Лейтенант решительным шагом вышел на улицу. Осмотревшись, он свернул за угол здания, дошёл до забора, перелез через него и оказался на пришкольном участке, засаженном тополями. Прислонившись спиной к дереву, офицер приставил нож к горлу и хладнокровно произнёс:
— Сделана твоя карьера, Дима… Лена, прости, если сможешь. С таким позором я всё равно нежилец.
— Давай, лейтенант, — поднялся с корточек журналист, сидевший возле соседнего дерева. — Раз — и готово. Я вот уже убит. Люди, наблюдавшие за вашей встречей с фашистами двадцать минут назад, тоже убиты. Наповал, лейтенант. Я жалею только о том, что не запечатлел вас всех на память, чтобы очередной газетой убить ещё десять тысяч. Вот это был бы номер так номер, всем номерам — номер.
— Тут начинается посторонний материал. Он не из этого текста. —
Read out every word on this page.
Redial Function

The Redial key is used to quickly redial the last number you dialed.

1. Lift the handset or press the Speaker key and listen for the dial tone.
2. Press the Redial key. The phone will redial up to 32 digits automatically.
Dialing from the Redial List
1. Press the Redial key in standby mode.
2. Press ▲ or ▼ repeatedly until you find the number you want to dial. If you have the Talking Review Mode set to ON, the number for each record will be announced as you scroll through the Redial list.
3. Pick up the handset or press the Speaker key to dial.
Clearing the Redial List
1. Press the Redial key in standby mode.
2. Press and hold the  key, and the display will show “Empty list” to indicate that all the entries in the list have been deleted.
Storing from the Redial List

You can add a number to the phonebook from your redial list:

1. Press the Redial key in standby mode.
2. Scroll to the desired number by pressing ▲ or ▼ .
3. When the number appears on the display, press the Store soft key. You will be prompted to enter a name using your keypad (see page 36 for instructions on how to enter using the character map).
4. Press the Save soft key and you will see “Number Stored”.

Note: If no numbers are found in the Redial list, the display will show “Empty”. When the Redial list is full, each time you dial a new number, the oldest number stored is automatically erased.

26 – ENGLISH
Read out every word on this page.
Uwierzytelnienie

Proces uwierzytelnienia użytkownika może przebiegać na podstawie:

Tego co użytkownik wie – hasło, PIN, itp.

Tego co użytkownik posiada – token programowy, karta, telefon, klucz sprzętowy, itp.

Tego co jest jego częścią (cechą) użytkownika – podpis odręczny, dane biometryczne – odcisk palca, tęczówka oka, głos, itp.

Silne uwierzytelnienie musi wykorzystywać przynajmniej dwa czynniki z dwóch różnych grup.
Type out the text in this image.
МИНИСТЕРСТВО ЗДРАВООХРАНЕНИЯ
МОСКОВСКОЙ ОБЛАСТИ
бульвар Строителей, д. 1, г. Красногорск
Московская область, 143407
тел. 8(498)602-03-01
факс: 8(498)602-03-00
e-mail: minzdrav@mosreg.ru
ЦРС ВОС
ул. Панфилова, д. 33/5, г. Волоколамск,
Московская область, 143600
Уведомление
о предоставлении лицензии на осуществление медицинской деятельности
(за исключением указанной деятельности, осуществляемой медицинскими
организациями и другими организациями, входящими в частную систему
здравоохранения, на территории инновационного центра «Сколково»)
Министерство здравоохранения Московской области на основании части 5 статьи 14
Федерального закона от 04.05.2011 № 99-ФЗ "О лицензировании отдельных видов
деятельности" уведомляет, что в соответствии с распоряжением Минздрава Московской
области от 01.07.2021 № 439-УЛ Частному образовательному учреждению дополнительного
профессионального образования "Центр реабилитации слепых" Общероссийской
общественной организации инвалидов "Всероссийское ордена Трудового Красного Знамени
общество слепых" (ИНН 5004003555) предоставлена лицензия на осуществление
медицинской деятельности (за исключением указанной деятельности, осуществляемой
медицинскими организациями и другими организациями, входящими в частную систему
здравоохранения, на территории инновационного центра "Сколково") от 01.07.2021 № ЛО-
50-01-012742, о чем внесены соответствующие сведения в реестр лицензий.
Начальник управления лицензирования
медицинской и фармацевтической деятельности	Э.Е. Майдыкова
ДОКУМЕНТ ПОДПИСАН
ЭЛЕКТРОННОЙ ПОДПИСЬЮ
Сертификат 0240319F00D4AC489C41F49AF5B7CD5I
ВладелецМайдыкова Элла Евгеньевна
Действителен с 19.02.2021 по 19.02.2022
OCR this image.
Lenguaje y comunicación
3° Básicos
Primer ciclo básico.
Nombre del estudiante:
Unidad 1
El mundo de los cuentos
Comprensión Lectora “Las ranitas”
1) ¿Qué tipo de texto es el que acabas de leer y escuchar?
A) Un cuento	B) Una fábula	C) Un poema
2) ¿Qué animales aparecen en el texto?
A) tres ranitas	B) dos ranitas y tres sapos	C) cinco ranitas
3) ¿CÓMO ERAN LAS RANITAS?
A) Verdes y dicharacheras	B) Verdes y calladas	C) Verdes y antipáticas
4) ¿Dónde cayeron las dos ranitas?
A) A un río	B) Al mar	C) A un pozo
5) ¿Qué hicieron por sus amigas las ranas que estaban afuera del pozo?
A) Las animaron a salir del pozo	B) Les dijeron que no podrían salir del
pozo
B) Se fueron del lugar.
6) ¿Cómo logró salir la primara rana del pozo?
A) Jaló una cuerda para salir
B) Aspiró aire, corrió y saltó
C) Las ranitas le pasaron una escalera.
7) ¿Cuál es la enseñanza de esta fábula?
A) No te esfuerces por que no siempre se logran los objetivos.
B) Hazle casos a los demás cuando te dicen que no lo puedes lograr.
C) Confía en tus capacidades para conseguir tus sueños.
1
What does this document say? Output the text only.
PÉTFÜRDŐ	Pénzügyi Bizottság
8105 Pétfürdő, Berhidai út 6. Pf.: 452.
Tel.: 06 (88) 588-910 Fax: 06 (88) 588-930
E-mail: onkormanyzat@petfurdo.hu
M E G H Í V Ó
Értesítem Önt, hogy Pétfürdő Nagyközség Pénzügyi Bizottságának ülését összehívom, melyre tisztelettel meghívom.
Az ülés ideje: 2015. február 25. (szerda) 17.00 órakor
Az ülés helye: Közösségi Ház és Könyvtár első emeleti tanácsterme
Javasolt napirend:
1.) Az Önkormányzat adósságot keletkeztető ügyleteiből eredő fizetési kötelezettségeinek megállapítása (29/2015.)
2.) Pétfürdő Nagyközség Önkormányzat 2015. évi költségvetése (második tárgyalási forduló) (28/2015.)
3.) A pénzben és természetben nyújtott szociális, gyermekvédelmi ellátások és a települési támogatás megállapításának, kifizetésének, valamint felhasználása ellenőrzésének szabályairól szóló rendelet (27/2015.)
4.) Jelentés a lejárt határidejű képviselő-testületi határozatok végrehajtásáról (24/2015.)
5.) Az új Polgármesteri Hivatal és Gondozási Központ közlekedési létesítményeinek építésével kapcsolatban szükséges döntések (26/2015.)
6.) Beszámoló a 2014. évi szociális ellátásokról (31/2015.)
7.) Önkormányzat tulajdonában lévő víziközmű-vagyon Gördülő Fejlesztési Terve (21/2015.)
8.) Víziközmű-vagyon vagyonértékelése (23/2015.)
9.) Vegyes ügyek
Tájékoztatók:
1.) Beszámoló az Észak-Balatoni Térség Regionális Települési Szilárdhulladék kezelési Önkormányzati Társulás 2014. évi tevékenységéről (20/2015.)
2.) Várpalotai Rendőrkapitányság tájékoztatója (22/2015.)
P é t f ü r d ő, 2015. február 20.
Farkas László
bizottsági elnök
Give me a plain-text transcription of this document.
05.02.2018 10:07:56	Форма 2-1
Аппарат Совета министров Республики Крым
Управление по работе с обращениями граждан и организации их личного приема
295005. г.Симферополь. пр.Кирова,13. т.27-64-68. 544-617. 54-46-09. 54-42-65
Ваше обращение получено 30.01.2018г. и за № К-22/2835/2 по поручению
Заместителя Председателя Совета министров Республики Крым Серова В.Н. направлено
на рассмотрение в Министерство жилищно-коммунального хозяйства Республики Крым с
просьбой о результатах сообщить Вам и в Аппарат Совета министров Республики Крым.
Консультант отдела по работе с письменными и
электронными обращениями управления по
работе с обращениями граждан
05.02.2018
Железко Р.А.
Не сомневайся, что я бы его выкинул, если бы не любил своих читателей, которых даже не знаю. Я и заголовок уже придумал: «Союзники. Встреча на Эльбе». Двадцать лет в журналистике проработал, думал, что уже ничему не удивлюсь, а вы на моих глазах разошлись, как в море корабли.
— Что тебе от меня надо, журналист? — убрав нож от горла, устало спросил офицер. — Без тебя знаю, что мы повели себя как последние сволочи. — Лейтенант горько усмехнулся. — Полагаешь, что мы испугались?.. Нет, в моей компании почти не было трусов. Всё хуже, гораздо хуже, журналист. Мы просто растерялись. Контингент, который сегодня встал у нас на пути, ничем не отличается от бойцов, которые служат в моём батальоне. Везде полно отморозков. Как с ними быть?.. Бить?.. Или не бить?.. Бить — недостойно офицера, не бить — распоясаются. Это называется «вилкой». Это пат для командиров взводов и рот. Ходить нам некуда, журналист. Слышал, наверное, об издевательствах над бойцами со стороны офицеров.
— Да.
— За зверей нас держишь?
— Да.
— Правильно держишь. Я перед тобой оправдываться не буду. Всё так и есть на самом деле, только знай, что среди нас мало жестоких. В основном, остервеневшие от бессилия. А ещё больше тех, кто, столкнувшись с дерьмом, опустил руки и плюнул на службу.
— Вы и в рабство солдат продаёте.
— Продаём, журналист. Не я продаю, но я уже только потому сволочь, что наши погоны с этими ублюдками ничем не отличаются.
— Чему вас в военных училищах учили?
— Обращаться с оружием, которое мы не имеем права даже носить! Сегодня одного выстрела в воздух было бы достаточно, чтобы разогнать этих сопляков по домам. Если даже мы, боевые офицеры, посвятившие себя служению Отечеству, не имеем права на ношение личного оружия, то что ты можешь от нас требовать. Предположи чисто гипотетически, что мы — элита, как это было и при царе, и при советской власти. Нормально, по-твоему, если бы мы при такой постановке вопроса дрались с этой шантрапой на кулаках? Мы — не уличные забияки, не боксёры. Мы — офицеры, которых готовили для того, чтобы убивать врага на войне и быть убитым врагом на войне, а не за тем, чтобы загнуться под забором от финки недоноска, подобно пьянчужке… Я даже по кодексу чести застрелиться сейчас не могу! Нечем стреляться! Я смешон, журналист! Смешон, — понял?!